Recently I had the opportunity to troubleshoot SCOM at a client, here’s my recent experience with APM.
My client had two web servers, not joined to the domain. Both of these servers hosted an application that we wanted to instrument with APM. 01 wasn’t working with APM but was working with other OpsMgr alerts and rules. 02 was working for APM and for other alerts and rules.
- These servers are not domain joined (verified the runas account, cert thumbprint, communication port, etc…)
- The two servers are exact clones of one another ( same serialnumber listed in SCOM, not ideal but unsure if this is causing the issue or not)
- OpsMgr agent installs on both 02 – gets the instrumentation 01 – does not
- Both servers show the same discovery information from the IIS MP
- Once I setup the .NET template, here’s a list of high-level troubleshooting steps
- Created a custom group containing only web01 and scoped a new .NET monitor to the group
- On the .net template, I removed the group and flushed the health services
- Tried putting Web01 in maintenance mode for 10 min
- Verified discovered inventory on the health service
- Viewed the failed / applied rules & monitors (no failures)

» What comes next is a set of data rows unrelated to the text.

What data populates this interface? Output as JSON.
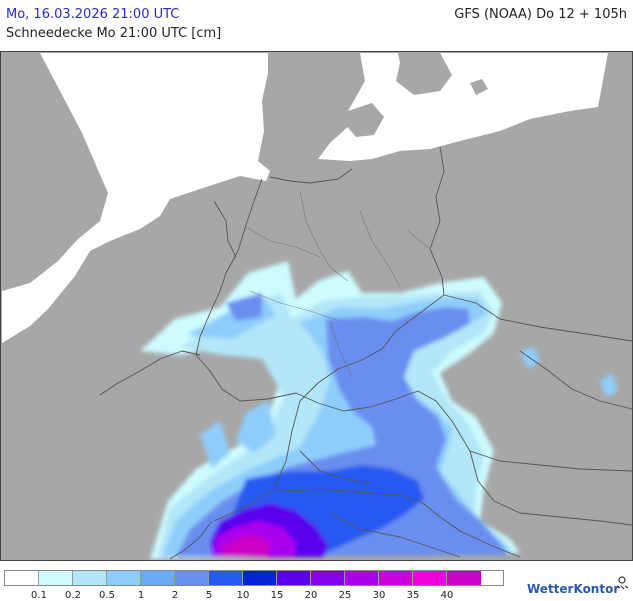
{
  "header": {
    "date": "Mo, 16.03.2026 21:00 UTC",
    "model": "GFS (NOAA) Do 12 + 105h",
    "field": "Schneedecke Mo 21:00 UTC [cm]"
  },
  "legend": {
    "ticks": [
      "0.1",
      "0.2",
      "0.5",
      "1",
      "2",
      "5",
      "10",
      "15",
      "20",
      "25",
      "30",
      "35",
      "40"
    ],
    "colors": [
      "#ffffff",
      "#cdfbff",
      "#b2e6f8",
      "#8ecdfb",
      "#6aaaf6",
      "#6a8ef0",
      "#2658f2",
      "#0022d8",
      "#5a00ee",
      "#8600f0",
      "#aa00ee",
      "#cc00dd",
      "#ee00d8",
      "#cc00c4"
    ]
  },
  "brand": {
    "name": "WetterKontor",
    "icon": "weather-icon"
  },
  "map": {
    "colors": {
      "land": "#a7a7a7",
      "sea": "#ffffff",
      "border": "#555555"
    }
  }
}
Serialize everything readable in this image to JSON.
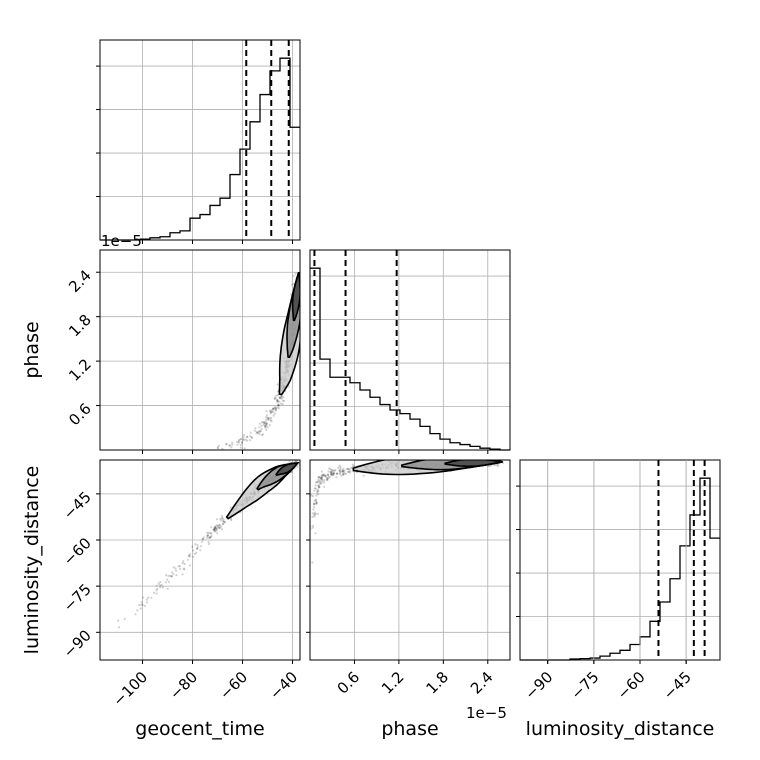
{
  "figure": {
    "offset_text_top": "1e−5",
    "offset_text_bottom": "1e−5"
  },
  "chart_data": {
    "type": "corner",
    "parameters": [
      "geocent_time",
      "phase",
      "luminosity_distance"
    ],
    "axis_labels": {
      "geocent_time": "geocent_time",
      "phase": "phase",
      "luminosity_distance": "luminosity_distance"
    },
    "ranges": {
      "geocent_time": [
        -117,
        -37
      ],
      "phase": [
        0.0,
        2.7
      ],
      "luminosity_distance": [
        -99,
        -34
      ]
    },
    "ticks": {
      "geocent_time": [
        "−100",
        "−80",
        "−60",
        "−40"
      ],
      "phase": [
        "0.6",
        "1.2",
        "1.8",
        "2.4"
      ],
      "luminosity_distance": [
        "−90",
        "−75",
        "−60",
        "−45"
      ]
    },
    "tick_values": {
      "geocent_time": [
        -100,
        -80,
        -60,
        -40
      ],
      "phase": [
        0.6,
        1.2,
        1.8,
        2.4
      ],
      "luminosity_distance": [
        -90,
        -75,
        -60,
        -45
      ]
    },
    "quantiles": {
      "geocent_time": [
        -58.5,
        -48.5,
        -41.5
      ],
      "phase": [
        0.06,
        0.48,
        1.17
      ],
      "luminosity_distance": [
        -54,
        -42.5,
        -39
      ]
    },
    "histograms": {
      "geocent_time": {
        "edges": [
          -117,
          -113,
          -109,
          -105,
          -101,
          -97,
          -93,
          -89,
          -85,
          -81,
          -77,
          -73,
          -69,
          -65,
          -61,
          -57,
          -53,
          -49,
          -45,
          -41,
          -37
        ],
        "counts": [
          0,
          0,
          0,
          0,
          0.005,
          0.012,
          0.018,
          0.04,
          0.05,
          0.12,
          0.14,
          0.19,
          0.23,
          0.36,
          0.5,
          0.65,
          0.8,
          0.93,
          1.0,
          0.62
        ]
      },
      "phase": {
        "edges": [
          0,
          0.135,
          0.27,
          0.405,
          0.54,
          0.675,
          0.81,
          0.945,
          1.08,
          1.215,
          1.35,
          1.485,
          1.62,
          1.755,
          1.89,
          2.025,
          2.16,
          2.295,
          2.43,
          2.565,
          2.7
        ],
        "counts": [
          1.0,
          0.5,
          0.4,
          0.4,
          0.37,
          0.33,
          0.29,
          0.25,
          0.22,
          0.2,
          0.17,
          0.13,
          0.09,
          0.06,
          0.04,
          0.03,
          0.02,
          0.01,
          0.005,
          0.0
        ]
      },
      "luminosity_distance": {
        "edges": [
          -99,
          -95.75,
          -92.5,
          -89.25,
          -86,
          -82.75,
          -79.5,
          -76.25,
          -73,
          -69.75,
          -66.5,
          -63.25,
          -60,
          -56.75,
          -53.5,
          -50.25,
          -47,
          -43.75,
          -40.5,
          -37.25,
          -34
        ],
        "counts": [
          0,
          0,
          0,
          0,
          0,
          0.005,
          0.007,
          0.01,
          0.02,
          0.035,
          0.05,
          0.08,
          0.12,
          0.2,
          0.3,
          0.42,
          0.59,
          0.75,
          0.94,
          0.63
        ]
      }
    },
    "scatter_panels": [
      {
        "x": "geocent_time",
        "y": "phase",
        "trend": [
          [
            -70,
            0.03
          ],
          [
            -62,
            0.08
          ],
          [
            -55,
            0.2
          ],
          [
            -50,
            0.38
          ],
          [
            -46,
            0.62
          ],
          [
            -43,
            0.95
          ],
          [
            -41,
            1.35
          ],
          [
            -39,
            1.85
          ],
          [
            -37.5,
            2.4
          ]
        ]
      },
      {
        "x": "geocent_time",
        "y": "luminosity_distance",
        "trend": [
          [
            -111,
            -89
          ],
          [
            -100,
            -81
          ],
          [
            -90,
            -73
          ],
          [
            -80,
            -64
          ],
          [
            -70,
            -56
          ],
          [
            -60,
            -48
          ],
          [
            -52,
            -42
          ],
          [
            -45,
            -38
          ],
          [
            -38,
            -35
          ]
        ]
      },
      {
        "x": "phase",
        "y": "luminosity_distance",
        "trend": [
          [
            0.03,
            -70
          ],
          [
            0.05,
            -55
          ],
          [
            0.08,
            -45
          ],
          [
            0.15,
            -40
          ],
          [
            0.3,
            -38
          ],
          [
            0.6,
            -37
          ],
          [
            1.0,
            -36.3
          ],
          [
            1.5,
            -35.5
          ],
          [
            2.0,
            -35
          ],
          [
            2.6,
            -34.6
          ]
        ]
      }
    ]
  }
}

- setup a new .NET template from scratch
The entire time, I’m closely watching the event logs on Web01 for any signs. Come to find out there was a bug in 2012 SP1 where, if the discovery of the server name shows up in lowercase and in uppercase throughout the OpsMgr Console it may cause APM some heartburn. So I upgraded to 2012 SP1 UR 4, which contains the fix – Read this here’s the link to UR4
Unfortunately, the issue wasn’t resolved, so I went through the steps once again with no positive result. Next I enabled Verbose tracing and created the issue again, stopped verbose tracing, and went through the logs. Decided to reapply the UR4 server update, ran LODCTR /R on Web01, waited 5 minutes, and all was fixed.